Cette mise au point intervient en pleine polémique alors que sept mairies de stations balnéaires (Cannes, Sisco, Le Touquet-Paris-Plage, Leucate, Oye-Plage, Villeneuve-Loubet et Mandelieu-la-Napoule) ont interdit ce type de tenue. Ce week-end, six musulmanes ont dû quitter la plage, pratiquement expulsées par la police, et quatre autres jeunes femmes ont été verbalisées (38 euros) pour non-respect des règles en vigueur.
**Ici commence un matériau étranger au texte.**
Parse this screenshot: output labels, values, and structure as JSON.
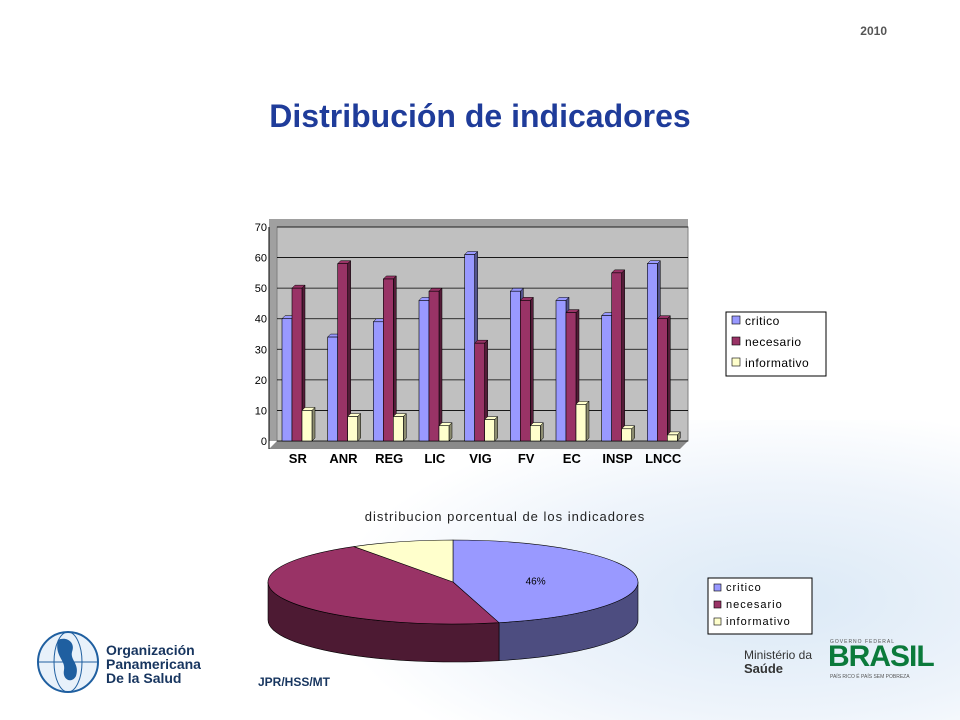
{
  "header": {
    "year": "2010",
    "title": "Distribución de indicadores"
  },
  "footer": {
    "org_line1": "Organización",
    "org_line2": "Panamericana",
    "org_line3": "De la Salud",
    "code": "JPR/HSS/MT",
    "ministerio_line1": "Ministério da",
    "ministerio_line2": "Saúde",
    "brasil": "BRASIL",
    "brasil_top": "GOVERNO FEDERAL",
    "brasil_sub": "PAÍS RICO É PAÍS SEM POBREZA"
  },
  "colors": {
    "critico": "#9999ff",
    "necesario": "#993366",
    "informativo": "#ffffcc",
    "plot_bg": "#c0c0c0",
    "title": "#1f3c9a"
  },
  "chart_data": [
    {
      "type": "bar",
      "categories": [
        "SR",
        "ANR",
        "REG",
        "LIC",
        "VIG",
        "FV",
        "EC",
        "INSP",
        "LNCC"
      ],
      "series": [
        {
          "name": "critico",
          "values": [
            40,
            34,
            39,
            46,
            61,
            49,
            46,
            41,
            58
          ]
        },
        {
          "name": "necesario",
          "values": [
            50,
            58,
            53,
            49,
            32,
            46,
            42,
            55,
            40
          ]
        },
        {
          "name": "informativo",
          "values": [
            10,
            8,
            8,
            5,
            7,
            5,
            12,
            4,
            2
          ]
        }
      ],
      "ylim": [
        0,
        70
      ],
      "yticks": [
        0,
        10,
        20,
        30,
        40,
        50,
        60,
        70
      ],
      "grid": true,
      "legend": "right"
    },
    {
      "type": "pie",
      "title": "distribucion porcentual de los indicadores",
      "labels": [
        "critico",
        "necesario",
        "informativo"
      ],
      "values": [
        46,
        45,
        9
      ],
      "data_labels": [
        "46%",
        "",
        ""
      ],
      "legend": "right"
    }
  ]
}
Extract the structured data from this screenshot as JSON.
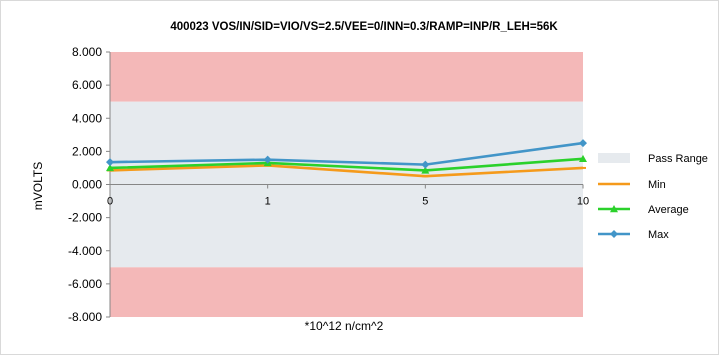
{
  "chart_data": {
    "type": "line",
    "title": "400023  VOS/IN/SID=VIO/VS=2.5/VEE=0/INN=0.3/RAMP=INP/R_LEH=56K",
    "xlabel": "*10^12 n/cm^2",
    "ylabel": "mVOLTS",
    "categories": [
      "0",
      "1",
      "5",
      "10"
    ],
    "ylim": [
      -8,
      8
    ],
    "yticks": [
      "8.000",
      "6.000",
      "4.000",
      "2.000",
      "0.000",
      "-2.000",
      "-4.000",
      "-6.000",
      "-8.000"
    ],
    "ytick_values": [
      8,
      6,
      4,
      2,
      0,
      -2,
      -4,
      -6,
      -8
    ],
    "pass_range": [
      -5,
      5
    ],
    "fail_color": "#f4b8b8",
    "pass_color": "#e6eaee",
    "legend_position": "right",
    "legend": {
      "pass_range_label": "Pass Range"
    },
    "series": [
      {
        "name": "Min",
        "color": "#f59a1b",
        "marker": "line",
        "values": [
          0.85,
          1.15,
          0.5,
          1.0
        ]
      },
      {
        "name": "Average",
        "color": "#2bd12b",
        "marker": "triangle",
        "values": [
          1.0,
          1.3,
          0.85,
          1.55
        ]
      },
      {
        "name": "Max",
        "color": "#4295c8",
        "marker": "diamond",
        "values": [
          1.35,
          1.5,
          1.2,
          2.5
        ]
      }
    ]
  }
}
"Les plages, comme tout espace public, doivent être préservées des revendications religieuses. Le burkini n`est pas une nouvelle gamme de maillots de bain, une mode. C`est la traduction d`un projet politique, de contre-société, fondé notamment sur l`asservissement de la femme", explique le premier ministre.
Derrière le burkini, "il y a l`idée que, par nature, les femmes seraient impudiques, impures, qu`elles devraient donc être totalement couvertes. Ce n`est pas compatible avec les valeurs de la France et de la République", argumente-t-il.
La burqa, une tenue qui cache entièrement le corps, y compris les yeux derrière un tissu à mailles, et le niqab, qui couvre le visage pour n`en montrer que les yeux, sont interdits en France dans la rue depuis 2010 et le voile islamique est interdit dans les écoles, mais il est autorisé dans les établissements d`enseignement supérieur, fréquentés par des adultes. Le hijab, qui masque la chevelure mais laisse le visage dégagé, ne rentre donc pas dans le champ d`application de cette mesure.
Cette loi a été validée à l`été 2014 par la Cour européenne des droits de l`homme (CEDH) qui a estimé dans un arrêt que "la préservation des conditions du +vivre ensemble+ était un objectif légitime des autorités françaises".